PACF should decay exponentially
ACF should drop quickly after lag 1
What is differencing in a Time Series context? Also mention first and second differencing.
A transform to achieve stationarity.
First difference: change in Yt = yt - y(t-1)
Second difference: change^2 in Yt = (yt - y(t-1)) - (y(t-1) - y(t-2))
What is the AR model?
The AR model is a linear function of the lags in the TS:
yt = c + ø1y(t-1) + ø2y(t-2) +…+ øp*y(t-p) + Ęt
What is Seasonal Differencing?
To address non stationarity caused by seasonality:
change in m*yt = yt - y(t-m)
What is the MA model?
A linear function of the errors of the TS:
yt = c + Ęt + ø1Ę(t-1) + ø2Ę(t-2) +…+ øq*Ę(t-q)
What is the ARMA model?
Combines the MA and AR models together.
yt = c + ø1y(t-1) +… + ØĘ(t-1) +… + Ęt
What is the ARIMA model?
An extension of the ARMA model but including differencing the model to make it stationary (integrated).

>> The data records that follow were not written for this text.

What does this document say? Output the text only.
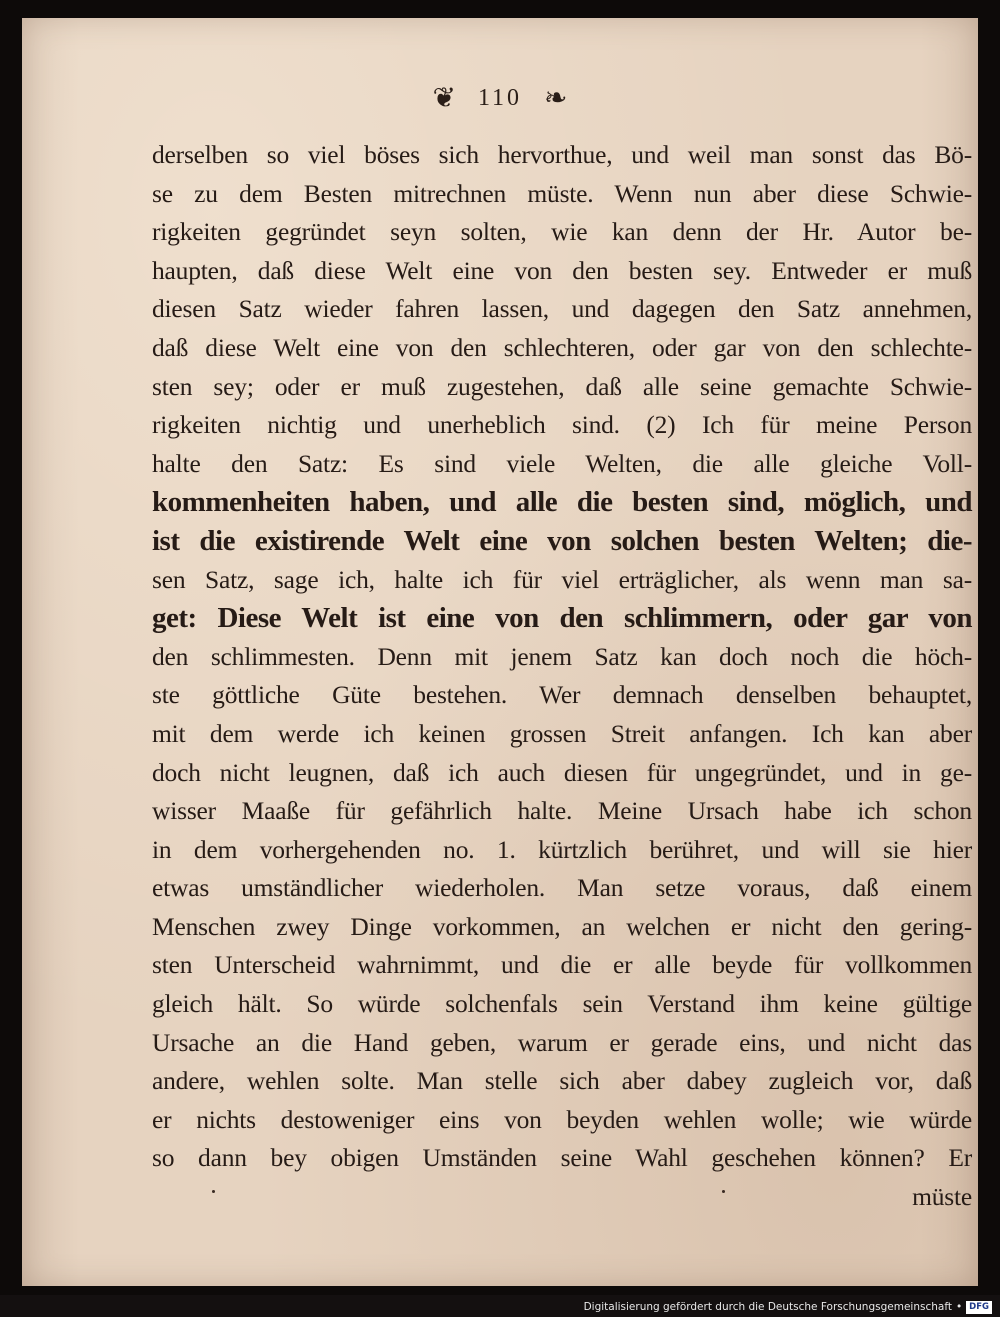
❦ 110 ❧
derselben so viel böses sich hervorthue, und weil man sonst das Bö-
se zu dem Besten mitrechnen müste. Wenn nun aber diese Schwie-
rigkeiten gegründet seyn solten, wie kan denn der Hr. Autor be-
haupten, daß diese Welt eine von den besten sey. Entweder er muß
diesen Satz wieder fahren lassen, und dagegen den Satz annehmen,
daß diese Welt eine von den schlechteren, oder gar von den schlechte-
sten sey; oder er muß zugestehen, daß alle seine gemachte Schwie-
rigkeiten nichtig und unerheblich sind. (2) Ich für meine Person
halte den Satz: Es sind viele Welten, die alle gleiche Voll-
kommenheiten haben, und alle die besten sind, möglich, und
ist die existirende Welt eine von solchen besten Welten; die-
sen Satz, sage ich, halte ich für viel erträglicher, als wenn man sa-
get: Diese Welt ist eine von den schlimmern, oder gar von
den schlimmesten. Denn mit jenem Satz kan doch noch die höch-
ste göttliche Güte bestehen. Wer demnach denselben behauptet,
mit dem werde ich keinen grossen Streit anfangen. Ich kan aber
doch nicht leugnen, daß ich auch diesen für ungegründet, und in ge-
wisser Maaße für gefährlich halte. Meine Ursach habe ich schon
in dem vorhergehenden no. 1. kürtzlich berühret, und will sie hier
etwas umständlicher wiederholen. Man setze voraus, daß einem
Menschen zwey Dinge vorkommen, an welchen er nicht den gering-
sten Unterscheid wahrnimmt, und die er alle beyde für vollkommen
gleich hält. So würde solchenfals sein Verstand ihm keine gültige
Ursache an die Hand geben, warum er gerade eins, und nicht das
andere, wehlen solte. Man stelle sich aber dabey zugleich vor, daß
er nichts destoweniger eins von beyden wehlen wolle; wie würde
so dann bey obigen Umständen seine Wahl geschehen können? Er
müste
Digitalisierung gefördert durch die Deutsche Forschungsgemeinschaft • DFG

ARIMA(p,d,q), where p is the AR order, d is the degree of differencing, and q is the MA order.
What does the intercept do in the ARIMA model?
It introduced a linear trend in an ARIMA(p,1,q) model.
What is Seasonal ARIMA?
A combination of an ARIMA on the seasonal period and standard ARIMA: ARIMA(p,d,q)(P,D,Q)m.
The seasonal components are capitalised, and m is the season.
What is Seasonal ARIMA?
A combination of an ARIMA on the seasonal period and standard ARIMA: ARIMA(p,d,q)(P,D,Q)m.
The seasonal components are capitalised, and m is the season.